Dr. Zombie Explains...Zombies | StarTalk
I got a medical doctor who is known by his colleagues as Dr. Zombie. It's Dr. Steve Schan. Oh, there he goes.
"Hello, sir! Hello, doctor! Thanks very much for having me."
So you wrote a book called "The Zombie Autopsies," right? This intrigues me greatly because, as a work of fiction, you, being a medical doctor, can bring a lot of knowledge into making that an interesting story.
"Yes. So, when I wrote 'The Zombie Autopsies,' just to be clear, they're not real; zombies don't exist. But you can't look at a zombie and be a physician and not think to yourself, they're sick. So I wanted to try to explain, as best I could, the medical ideology of the zombie process, knowing that zombies aren't real."
So I started with the brain because I'm a brain doctor. Their frontal lobes are gone; they can't think in any kind of complicated way. They can't open doors; they can't open windows. You can eat a sandwich while you're running away from a zombie. They are ravenously hungry. That's the ventromedial hypothalamus—that's the region of the brain that's responsible for hunger.
Now, there are other issues that I actually find really fascinating. Like, how do they move if their muscles are decaying? So you'd have to have a virus that preserves muscle processes—the actin and the myosin, the two proteins that have to run past each other in order for muscles to move. And there are viruses that do that. An easy example would be the rabies virus, which still creates clonic movements where you jerk around a lot, and you have decreased cognition, but you remain mobile because a good virus wants you to stay mobile long enough to spread yourself to other people. So I tried to address each of these issues in the book as I told the story of essentially the impending end of the world.
So in your—now you work at Harvard Medical School, is that correct?
"Yeah, I do. I'm at Massachusetts General Hospital, and I teach at Harvard Medical School."
So in your professional opinion, what is the prognosis, the psychiatric prognosis for a zombie? How would—I’m just curious. I mean, this is the future, you know, right?

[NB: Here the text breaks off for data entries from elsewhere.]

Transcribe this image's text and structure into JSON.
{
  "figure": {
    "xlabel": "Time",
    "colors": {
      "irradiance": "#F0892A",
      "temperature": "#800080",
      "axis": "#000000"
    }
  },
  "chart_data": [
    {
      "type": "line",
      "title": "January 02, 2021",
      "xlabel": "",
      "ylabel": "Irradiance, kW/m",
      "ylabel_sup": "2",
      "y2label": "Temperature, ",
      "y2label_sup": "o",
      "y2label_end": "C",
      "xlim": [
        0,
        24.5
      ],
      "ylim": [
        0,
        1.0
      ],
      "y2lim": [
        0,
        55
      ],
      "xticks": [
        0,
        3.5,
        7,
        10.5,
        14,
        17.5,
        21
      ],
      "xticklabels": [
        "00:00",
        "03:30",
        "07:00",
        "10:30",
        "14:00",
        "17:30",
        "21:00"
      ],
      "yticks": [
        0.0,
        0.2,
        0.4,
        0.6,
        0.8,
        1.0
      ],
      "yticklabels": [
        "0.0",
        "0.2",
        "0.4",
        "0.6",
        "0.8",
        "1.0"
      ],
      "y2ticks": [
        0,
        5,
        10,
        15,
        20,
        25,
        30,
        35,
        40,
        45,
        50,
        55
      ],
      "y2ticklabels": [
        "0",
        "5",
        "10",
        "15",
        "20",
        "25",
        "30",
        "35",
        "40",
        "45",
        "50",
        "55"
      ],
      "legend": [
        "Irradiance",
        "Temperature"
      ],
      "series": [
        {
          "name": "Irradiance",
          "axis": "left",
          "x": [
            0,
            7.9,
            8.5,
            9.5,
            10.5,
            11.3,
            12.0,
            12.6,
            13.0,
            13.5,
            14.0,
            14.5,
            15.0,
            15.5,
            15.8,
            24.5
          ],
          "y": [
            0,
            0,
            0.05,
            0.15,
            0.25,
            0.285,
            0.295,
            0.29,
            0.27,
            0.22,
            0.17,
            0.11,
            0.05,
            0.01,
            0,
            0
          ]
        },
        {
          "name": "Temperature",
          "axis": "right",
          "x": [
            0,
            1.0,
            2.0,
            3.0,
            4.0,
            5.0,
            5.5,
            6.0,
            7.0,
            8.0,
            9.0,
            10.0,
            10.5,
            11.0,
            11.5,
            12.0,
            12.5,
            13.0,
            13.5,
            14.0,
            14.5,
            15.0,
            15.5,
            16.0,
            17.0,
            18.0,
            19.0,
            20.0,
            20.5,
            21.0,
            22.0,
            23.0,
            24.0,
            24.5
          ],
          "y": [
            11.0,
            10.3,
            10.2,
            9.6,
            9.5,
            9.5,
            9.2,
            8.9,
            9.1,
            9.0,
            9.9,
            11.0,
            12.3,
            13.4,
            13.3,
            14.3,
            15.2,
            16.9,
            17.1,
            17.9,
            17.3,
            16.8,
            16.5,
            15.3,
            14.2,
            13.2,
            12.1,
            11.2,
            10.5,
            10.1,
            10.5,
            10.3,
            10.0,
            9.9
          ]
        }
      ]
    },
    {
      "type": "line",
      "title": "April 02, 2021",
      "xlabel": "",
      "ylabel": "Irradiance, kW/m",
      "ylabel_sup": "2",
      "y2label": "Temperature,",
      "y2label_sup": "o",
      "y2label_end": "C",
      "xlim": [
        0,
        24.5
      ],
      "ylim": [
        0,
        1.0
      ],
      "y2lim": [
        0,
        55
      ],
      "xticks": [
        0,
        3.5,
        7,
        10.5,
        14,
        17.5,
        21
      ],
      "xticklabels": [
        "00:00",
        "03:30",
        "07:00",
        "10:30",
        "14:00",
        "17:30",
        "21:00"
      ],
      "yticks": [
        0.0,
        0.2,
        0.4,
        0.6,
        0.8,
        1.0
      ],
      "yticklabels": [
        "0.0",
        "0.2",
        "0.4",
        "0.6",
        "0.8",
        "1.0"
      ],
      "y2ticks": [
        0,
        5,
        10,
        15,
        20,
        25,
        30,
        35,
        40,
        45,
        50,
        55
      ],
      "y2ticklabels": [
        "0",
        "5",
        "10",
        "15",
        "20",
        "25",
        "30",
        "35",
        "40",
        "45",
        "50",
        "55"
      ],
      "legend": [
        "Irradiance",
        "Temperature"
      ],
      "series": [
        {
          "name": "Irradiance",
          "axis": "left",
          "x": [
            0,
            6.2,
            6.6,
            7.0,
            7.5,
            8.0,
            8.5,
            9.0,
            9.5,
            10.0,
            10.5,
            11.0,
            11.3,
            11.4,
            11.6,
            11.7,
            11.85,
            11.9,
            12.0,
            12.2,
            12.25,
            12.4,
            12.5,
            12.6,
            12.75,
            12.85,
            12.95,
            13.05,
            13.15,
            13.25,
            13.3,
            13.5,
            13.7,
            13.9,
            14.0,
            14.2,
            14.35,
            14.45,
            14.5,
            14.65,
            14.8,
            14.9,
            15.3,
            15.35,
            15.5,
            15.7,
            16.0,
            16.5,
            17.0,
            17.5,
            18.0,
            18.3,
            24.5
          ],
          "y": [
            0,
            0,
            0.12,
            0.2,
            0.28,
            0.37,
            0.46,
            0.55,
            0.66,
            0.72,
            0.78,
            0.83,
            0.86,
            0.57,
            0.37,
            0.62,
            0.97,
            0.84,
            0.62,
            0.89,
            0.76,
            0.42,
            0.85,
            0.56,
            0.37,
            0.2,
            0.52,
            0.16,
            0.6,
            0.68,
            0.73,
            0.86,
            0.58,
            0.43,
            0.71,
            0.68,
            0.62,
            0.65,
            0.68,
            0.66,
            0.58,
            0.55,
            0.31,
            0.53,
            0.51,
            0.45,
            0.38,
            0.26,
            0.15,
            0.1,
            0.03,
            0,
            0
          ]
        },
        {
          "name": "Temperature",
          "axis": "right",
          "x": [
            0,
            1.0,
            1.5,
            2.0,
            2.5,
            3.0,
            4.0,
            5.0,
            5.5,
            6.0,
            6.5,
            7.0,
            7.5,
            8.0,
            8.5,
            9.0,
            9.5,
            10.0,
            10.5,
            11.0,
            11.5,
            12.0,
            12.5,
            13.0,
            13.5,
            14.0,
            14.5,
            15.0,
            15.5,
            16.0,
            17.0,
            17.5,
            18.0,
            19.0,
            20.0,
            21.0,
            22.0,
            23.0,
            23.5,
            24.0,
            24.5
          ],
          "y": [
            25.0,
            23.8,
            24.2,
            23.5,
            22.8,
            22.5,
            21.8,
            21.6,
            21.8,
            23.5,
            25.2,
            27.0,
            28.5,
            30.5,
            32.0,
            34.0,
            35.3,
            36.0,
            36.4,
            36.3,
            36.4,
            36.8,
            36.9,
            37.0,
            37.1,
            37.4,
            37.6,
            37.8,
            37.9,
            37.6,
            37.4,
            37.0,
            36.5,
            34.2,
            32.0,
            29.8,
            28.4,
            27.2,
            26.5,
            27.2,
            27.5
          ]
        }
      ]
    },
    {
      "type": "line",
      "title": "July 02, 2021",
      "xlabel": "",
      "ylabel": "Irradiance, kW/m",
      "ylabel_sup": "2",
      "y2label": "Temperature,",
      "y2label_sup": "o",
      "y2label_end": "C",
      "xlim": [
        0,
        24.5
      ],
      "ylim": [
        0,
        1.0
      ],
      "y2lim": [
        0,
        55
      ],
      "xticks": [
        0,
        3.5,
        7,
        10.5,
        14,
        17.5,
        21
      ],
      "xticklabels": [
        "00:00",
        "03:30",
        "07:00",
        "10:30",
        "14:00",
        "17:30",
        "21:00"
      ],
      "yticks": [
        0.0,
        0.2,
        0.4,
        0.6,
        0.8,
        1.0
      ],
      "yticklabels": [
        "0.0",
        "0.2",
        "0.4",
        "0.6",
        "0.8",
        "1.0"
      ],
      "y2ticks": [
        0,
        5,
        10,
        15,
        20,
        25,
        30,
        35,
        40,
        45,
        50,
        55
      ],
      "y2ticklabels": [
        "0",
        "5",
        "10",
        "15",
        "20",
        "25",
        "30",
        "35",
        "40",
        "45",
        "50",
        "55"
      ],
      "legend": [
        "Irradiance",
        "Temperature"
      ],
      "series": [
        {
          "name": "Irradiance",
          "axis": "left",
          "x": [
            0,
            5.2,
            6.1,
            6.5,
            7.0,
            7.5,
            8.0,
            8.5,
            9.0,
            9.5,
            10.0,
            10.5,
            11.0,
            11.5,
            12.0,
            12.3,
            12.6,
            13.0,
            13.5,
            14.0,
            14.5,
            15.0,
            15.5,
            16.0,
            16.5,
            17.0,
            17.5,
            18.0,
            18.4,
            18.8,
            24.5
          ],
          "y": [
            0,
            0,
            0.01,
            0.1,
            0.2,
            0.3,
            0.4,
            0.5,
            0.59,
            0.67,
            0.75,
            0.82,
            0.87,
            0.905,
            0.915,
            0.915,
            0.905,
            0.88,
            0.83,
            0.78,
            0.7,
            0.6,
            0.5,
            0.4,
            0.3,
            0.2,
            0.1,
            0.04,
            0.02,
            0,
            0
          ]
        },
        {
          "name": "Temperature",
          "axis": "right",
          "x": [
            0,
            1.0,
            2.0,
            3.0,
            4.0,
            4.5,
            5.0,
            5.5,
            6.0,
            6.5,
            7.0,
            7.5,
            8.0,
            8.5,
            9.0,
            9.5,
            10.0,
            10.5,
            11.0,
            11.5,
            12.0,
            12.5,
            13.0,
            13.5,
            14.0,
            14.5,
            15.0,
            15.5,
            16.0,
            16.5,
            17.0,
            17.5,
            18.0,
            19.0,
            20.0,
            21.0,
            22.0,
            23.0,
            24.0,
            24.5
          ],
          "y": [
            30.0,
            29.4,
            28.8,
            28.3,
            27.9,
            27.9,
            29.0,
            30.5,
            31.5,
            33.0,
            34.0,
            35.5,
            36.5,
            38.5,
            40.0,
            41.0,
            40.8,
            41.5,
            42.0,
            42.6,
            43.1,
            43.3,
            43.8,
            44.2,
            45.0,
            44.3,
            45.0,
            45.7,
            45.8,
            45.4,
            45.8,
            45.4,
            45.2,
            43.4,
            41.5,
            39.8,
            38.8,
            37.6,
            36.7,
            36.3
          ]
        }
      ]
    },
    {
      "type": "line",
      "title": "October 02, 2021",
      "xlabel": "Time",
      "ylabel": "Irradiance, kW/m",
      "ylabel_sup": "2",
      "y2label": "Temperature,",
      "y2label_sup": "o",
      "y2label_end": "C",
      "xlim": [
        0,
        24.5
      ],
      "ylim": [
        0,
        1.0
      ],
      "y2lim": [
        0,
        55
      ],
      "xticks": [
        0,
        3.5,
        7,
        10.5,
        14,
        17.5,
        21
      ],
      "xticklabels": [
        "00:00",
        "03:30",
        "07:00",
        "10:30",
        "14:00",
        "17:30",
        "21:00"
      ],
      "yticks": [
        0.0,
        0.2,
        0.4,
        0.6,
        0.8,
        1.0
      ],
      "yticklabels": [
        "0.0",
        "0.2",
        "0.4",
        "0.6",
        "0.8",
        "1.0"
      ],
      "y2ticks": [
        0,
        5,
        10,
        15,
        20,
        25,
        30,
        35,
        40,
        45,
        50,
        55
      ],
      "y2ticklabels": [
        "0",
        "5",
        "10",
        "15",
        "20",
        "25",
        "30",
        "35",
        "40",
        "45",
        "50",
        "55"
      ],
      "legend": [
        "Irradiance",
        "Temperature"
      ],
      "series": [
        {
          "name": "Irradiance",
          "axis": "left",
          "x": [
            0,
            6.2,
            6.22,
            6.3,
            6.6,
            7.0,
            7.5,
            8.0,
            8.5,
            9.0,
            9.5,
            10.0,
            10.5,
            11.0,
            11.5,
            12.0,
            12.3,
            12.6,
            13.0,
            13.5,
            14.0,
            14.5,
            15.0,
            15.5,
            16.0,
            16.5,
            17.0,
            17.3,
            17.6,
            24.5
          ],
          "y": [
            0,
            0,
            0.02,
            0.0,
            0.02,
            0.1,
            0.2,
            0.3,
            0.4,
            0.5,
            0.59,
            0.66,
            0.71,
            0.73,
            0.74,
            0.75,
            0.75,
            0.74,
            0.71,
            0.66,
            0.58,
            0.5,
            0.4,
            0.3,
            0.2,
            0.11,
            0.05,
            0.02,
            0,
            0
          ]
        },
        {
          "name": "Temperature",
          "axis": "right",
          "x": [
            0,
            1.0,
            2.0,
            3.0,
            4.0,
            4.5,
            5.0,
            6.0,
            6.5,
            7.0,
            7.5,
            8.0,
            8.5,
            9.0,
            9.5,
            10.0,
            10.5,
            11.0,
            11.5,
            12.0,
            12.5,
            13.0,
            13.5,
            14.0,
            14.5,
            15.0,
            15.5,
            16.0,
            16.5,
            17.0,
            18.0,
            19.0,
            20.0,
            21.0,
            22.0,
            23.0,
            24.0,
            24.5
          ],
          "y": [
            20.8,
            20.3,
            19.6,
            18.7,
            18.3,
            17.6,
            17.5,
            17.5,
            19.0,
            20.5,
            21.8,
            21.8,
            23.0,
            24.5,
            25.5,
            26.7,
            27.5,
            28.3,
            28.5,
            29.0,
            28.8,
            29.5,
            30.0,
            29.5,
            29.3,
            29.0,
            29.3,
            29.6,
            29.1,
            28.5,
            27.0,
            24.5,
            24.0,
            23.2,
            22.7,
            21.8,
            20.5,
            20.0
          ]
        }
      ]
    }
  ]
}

"So, it's not good. You don’t want to get the zombie bug. But like any disease, it has a natural history. So if you are noticed early in the progression of this disease—let's say you present to the emergency room with the early stages of what's already recognized as a zombie outbreak—then we have the opportunity to interrupt that outbreak both in the general population and also in the individual. The longer we let it progress, and more importantly, the more frightened we get, the worse the prognosis becomes for the individual as well as for society."
Okay, so the real bottom line here is whatever attempt we can all invest to preserve civilization. But really, civilization is gone. That’s the prognosis here, it seems to me, based on all that I have heard.
"So, Doc, Dr. Zombie, thanks for being on Star Talk with us. And I... yeah, you have a unique expertise here. We might come back to you in case we need it."